RE: RE: RE: RE: RE: RE: RE: A joke You do not need GIS software to calculate the volume of possible pit sizes. I used a spreadsheet and calculated based on different angles at different depths. Without looking I believe I used something like 43 degrees for the first 50m, with roughly 1 degree increments per 50m afterward. It was all guesswork, though the math was right. For angle of 51 at the bottom I got something like 750 MT (based on the specific gravities, or tons per m3, in the resource report). That is around a 7 strip ratio, similar to what Longon said.
I drafted out the angles and such to match my calcs and, now that I think about how to describe the look, it seems like the typical picture of a uterus. The imagery of the Alaskite as a banana adds a certain funny twist.
As for other numbers he uses, well I've done the same with many price/cost scenarios simply because I enjoy punching numbers.

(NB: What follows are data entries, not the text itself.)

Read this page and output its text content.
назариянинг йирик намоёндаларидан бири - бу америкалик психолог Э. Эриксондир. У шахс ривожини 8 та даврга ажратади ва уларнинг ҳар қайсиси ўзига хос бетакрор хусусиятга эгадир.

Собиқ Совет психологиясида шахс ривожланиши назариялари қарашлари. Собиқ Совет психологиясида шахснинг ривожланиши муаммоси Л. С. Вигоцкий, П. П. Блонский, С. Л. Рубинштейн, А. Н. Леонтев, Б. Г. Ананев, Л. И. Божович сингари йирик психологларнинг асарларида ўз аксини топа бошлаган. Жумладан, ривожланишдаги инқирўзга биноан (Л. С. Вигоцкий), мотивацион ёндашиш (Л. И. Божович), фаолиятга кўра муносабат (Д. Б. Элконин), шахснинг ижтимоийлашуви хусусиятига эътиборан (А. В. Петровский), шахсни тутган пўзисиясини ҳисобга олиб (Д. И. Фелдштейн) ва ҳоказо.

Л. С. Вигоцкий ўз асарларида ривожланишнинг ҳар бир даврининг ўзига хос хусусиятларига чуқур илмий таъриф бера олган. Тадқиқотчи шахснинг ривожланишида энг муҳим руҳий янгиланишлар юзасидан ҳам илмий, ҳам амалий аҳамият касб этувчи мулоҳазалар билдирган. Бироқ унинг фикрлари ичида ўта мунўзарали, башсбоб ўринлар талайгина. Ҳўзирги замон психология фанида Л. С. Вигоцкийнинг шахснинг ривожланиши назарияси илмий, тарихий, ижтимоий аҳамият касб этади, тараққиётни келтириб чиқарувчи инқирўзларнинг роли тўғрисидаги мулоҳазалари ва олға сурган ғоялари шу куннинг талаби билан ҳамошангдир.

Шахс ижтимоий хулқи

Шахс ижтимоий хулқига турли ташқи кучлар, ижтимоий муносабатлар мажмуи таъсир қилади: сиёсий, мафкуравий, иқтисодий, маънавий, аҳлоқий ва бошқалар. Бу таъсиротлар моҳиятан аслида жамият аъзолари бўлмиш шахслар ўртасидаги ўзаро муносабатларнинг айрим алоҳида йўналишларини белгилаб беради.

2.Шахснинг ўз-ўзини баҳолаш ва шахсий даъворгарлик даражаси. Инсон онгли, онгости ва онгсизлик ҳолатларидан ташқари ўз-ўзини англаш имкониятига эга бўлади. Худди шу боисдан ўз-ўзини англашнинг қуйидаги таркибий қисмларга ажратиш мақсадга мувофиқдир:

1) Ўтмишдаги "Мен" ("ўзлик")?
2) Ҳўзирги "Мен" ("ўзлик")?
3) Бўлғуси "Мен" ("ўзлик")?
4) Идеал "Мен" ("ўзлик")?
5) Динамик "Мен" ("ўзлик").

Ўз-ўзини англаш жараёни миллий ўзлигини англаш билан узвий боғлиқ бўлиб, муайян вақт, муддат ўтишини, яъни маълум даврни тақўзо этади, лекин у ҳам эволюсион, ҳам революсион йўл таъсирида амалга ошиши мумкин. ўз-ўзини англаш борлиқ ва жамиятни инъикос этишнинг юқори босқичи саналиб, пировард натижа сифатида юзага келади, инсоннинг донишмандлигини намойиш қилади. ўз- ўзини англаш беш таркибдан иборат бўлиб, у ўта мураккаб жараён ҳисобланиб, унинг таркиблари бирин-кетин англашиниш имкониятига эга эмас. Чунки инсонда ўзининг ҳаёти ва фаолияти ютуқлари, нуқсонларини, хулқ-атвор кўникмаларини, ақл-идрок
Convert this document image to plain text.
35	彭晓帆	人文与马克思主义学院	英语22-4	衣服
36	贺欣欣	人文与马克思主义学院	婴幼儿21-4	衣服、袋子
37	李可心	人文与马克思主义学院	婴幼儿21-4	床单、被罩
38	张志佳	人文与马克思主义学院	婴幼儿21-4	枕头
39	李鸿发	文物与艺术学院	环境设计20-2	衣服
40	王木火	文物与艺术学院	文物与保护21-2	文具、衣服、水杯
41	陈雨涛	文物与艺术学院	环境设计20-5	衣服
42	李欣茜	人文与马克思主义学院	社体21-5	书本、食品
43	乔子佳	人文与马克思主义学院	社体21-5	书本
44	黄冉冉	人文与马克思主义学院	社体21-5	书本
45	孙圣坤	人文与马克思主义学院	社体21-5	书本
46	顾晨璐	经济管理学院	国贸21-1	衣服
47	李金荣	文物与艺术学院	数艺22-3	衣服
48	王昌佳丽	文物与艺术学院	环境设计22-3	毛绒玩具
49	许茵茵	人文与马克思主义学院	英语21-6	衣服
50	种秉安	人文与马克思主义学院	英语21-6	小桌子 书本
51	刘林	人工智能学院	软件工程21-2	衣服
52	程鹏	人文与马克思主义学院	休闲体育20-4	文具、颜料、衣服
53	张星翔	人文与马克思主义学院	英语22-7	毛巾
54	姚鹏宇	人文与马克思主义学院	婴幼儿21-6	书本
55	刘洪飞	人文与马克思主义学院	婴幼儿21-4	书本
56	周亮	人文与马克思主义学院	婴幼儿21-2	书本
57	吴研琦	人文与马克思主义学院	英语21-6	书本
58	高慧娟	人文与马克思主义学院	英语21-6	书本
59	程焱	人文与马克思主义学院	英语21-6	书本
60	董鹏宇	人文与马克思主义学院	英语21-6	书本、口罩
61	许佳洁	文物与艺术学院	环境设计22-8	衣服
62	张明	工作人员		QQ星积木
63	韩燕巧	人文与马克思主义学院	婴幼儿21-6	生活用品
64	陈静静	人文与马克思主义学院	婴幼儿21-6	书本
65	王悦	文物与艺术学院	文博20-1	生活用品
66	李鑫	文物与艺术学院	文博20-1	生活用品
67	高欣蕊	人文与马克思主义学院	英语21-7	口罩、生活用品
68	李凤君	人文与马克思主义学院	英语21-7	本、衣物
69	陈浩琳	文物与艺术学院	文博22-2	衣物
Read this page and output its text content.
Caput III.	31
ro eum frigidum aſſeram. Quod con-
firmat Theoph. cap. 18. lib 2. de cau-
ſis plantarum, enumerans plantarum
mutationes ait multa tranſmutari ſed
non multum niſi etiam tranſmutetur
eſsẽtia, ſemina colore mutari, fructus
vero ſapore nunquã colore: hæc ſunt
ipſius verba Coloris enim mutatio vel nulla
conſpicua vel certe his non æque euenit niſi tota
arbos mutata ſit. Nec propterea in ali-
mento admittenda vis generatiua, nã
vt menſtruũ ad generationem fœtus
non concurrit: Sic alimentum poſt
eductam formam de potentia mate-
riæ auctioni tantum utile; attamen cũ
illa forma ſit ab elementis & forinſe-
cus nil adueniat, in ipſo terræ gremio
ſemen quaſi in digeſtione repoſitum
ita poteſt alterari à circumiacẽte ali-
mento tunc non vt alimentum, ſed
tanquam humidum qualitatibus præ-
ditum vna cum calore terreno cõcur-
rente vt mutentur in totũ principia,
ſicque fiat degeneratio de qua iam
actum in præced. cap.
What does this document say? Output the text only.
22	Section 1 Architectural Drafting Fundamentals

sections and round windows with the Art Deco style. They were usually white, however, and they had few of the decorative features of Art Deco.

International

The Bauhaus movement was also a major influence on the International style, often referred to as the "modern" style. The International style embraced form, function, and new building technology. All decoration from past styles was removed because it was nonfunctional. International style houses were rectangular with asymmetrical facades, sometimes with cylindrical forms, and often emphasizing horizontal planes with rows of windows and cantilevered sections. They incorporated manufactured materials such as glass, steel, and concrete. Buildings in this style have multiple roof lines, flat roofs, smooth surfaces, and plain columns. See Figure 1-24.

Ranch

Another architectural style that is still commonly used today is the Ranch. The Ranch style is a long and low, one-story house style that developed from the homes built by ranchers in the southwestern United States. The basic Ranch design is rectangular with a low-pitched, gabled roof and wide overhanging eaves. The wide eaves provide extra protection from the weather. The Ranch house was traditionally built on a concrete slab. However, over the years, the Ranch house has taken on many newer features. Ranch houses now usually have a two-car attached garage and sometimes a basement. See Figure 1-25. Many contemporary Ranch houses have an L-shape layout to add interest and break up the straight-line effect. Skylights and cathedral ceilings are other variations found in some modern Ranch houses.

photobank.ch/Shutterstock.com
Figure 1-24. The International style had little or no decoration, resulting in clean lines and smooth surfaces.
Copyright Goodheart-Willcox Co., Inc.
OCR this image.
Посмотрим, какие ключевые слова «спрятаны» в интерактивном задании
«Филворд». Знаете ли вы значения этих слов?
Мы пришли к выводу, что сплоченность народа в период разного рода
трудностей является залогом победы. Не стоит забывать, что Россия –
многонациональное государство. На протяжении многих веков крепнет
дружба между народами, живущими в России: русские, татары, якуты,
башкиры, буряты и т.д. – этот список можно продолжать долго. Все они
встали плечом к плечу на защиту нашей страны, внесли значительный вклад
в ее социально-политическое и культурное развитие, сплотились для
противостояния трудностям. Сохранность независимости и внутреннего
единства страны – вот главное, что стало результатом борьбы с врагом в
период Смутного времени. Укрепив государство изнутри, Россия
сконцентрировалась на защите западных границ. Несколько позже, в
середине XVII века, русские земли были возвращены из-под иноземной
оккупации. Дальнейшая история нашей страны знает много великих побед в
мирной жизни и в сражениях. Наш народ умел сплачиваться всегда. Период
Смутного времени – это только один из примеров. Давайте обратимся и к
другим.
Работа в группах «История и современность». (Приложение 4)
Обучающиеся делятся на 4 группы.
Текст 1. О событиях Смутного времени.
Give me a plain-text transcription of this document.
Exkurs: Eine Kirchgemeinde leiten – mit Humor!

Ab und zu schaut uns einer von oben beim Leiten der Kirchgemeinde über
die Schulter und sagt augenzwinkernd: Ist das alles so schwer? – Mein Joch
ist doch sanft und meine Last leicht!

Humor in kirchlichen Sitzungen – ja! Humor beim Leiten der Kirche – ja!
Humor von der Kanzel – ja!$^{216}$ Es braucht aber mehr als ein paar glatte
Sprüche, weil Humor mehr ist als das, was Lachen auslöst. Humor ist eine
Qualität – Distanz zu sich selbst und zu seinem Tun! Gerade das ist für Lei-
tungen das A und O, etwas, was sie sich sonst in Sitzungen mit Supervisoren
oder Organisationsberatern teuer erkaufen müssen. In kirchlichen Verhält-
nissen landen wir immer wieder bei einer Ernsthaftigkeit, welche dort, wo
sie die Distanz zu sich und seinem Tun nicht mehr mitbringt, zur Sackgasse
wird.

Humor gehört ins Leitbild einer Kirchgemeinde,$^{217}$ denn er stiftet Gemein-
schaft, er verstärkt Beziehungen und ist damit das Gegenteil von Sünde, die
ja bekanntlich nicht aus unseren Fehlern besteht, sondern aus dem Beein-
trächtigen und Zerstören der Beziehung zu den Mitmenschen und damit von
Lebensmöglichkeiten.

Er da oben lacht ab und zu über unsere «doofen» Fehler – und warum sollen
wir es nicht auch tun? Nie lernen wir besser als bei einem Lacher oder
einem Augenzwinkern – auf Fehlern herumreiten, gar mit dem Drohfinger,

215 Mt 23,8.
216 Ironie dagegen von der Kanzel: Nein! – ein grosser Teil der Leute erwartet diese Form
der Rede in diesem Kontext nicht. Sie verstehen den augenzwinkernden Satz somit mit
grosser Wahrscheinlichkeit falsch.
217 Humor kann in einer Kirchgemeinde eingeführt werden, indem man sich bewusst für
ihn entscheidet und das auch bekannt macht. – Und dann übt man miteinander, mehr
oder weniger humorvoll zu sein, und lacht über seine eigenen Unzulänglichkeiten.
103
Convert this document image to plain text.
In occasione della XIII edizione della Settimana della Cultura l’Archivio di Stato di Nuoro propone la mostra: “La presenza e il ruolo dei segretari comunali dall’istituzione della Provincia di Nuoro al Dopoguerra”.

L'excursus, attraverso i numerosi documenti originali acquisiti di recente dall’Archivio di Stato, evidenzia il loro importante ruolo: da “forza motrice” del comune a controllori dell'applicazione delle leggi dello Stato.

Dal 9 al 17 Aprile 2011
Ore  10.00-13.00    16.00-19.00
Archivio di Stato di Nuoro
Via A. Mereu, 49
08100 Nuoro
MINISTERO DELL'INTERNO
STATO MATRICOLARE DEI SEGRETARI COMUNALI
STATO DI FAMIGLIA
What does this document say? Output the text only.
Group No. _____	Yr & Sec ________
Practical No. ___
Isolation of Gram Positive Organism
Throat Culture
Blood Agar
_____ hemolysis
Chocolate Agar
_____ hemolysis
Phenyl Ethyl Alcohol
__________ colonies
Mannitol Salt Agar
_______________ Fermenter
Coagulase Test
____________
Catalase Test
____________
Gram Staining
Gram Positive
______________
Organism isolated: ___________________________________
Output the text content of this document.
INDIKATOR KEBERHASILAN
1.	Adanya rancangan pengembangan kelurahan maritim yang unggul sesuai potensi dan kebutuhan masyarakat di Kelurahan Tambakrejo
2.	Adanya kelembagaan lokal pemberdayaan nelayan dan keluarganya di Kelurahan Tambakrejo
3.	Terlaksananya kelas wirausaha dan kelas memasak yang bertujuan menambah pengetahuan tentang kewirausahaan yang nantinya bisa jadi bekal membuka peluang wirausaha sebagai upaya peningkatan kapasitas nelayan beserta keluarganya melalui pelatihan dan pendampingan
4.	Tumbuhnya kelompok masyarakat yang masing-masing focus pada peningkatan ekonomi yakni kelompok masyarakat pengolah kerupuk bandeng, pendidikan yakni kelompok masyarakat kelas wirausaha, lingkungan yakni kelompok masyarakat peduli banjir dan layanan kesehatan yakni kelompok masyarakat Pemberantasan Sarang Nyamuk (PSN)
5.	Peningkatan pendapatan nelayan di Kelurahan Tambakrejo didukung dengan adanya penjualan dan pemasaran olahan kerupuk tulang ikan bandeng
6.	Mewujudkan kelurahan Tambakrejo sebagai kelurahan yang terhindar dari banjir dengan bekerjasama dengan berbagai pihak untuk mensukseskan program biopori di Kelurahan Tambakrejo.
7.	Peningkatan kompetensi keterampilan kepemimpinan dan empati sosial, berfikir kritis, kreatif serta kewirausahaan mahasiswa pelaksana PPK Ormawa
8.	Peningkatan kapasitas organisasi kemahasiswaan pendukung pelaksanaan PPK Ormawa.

I'm learning to input the drill locations, grades and depths into GIS as a teaching project for myself. I see no problem with his numbers or objective reports of the numbers, and he's not lying about any of that as some would accuse, as far as I can tell. The conclusions he preaches based on those numbers are the issue. He, and his fellow pumpers/bashers, preach like the Lone Pine bible is a closed book whereas the longs maintain the attitude of awaiting further light and knowledge.
One thing I do not understand is the avoidance of including the 50 mil lbs inferred resource into the speculative numbers. Huge assumptions for moly price, costs and strip ratio are made but what about the relatively secure assumption of the inferred resource?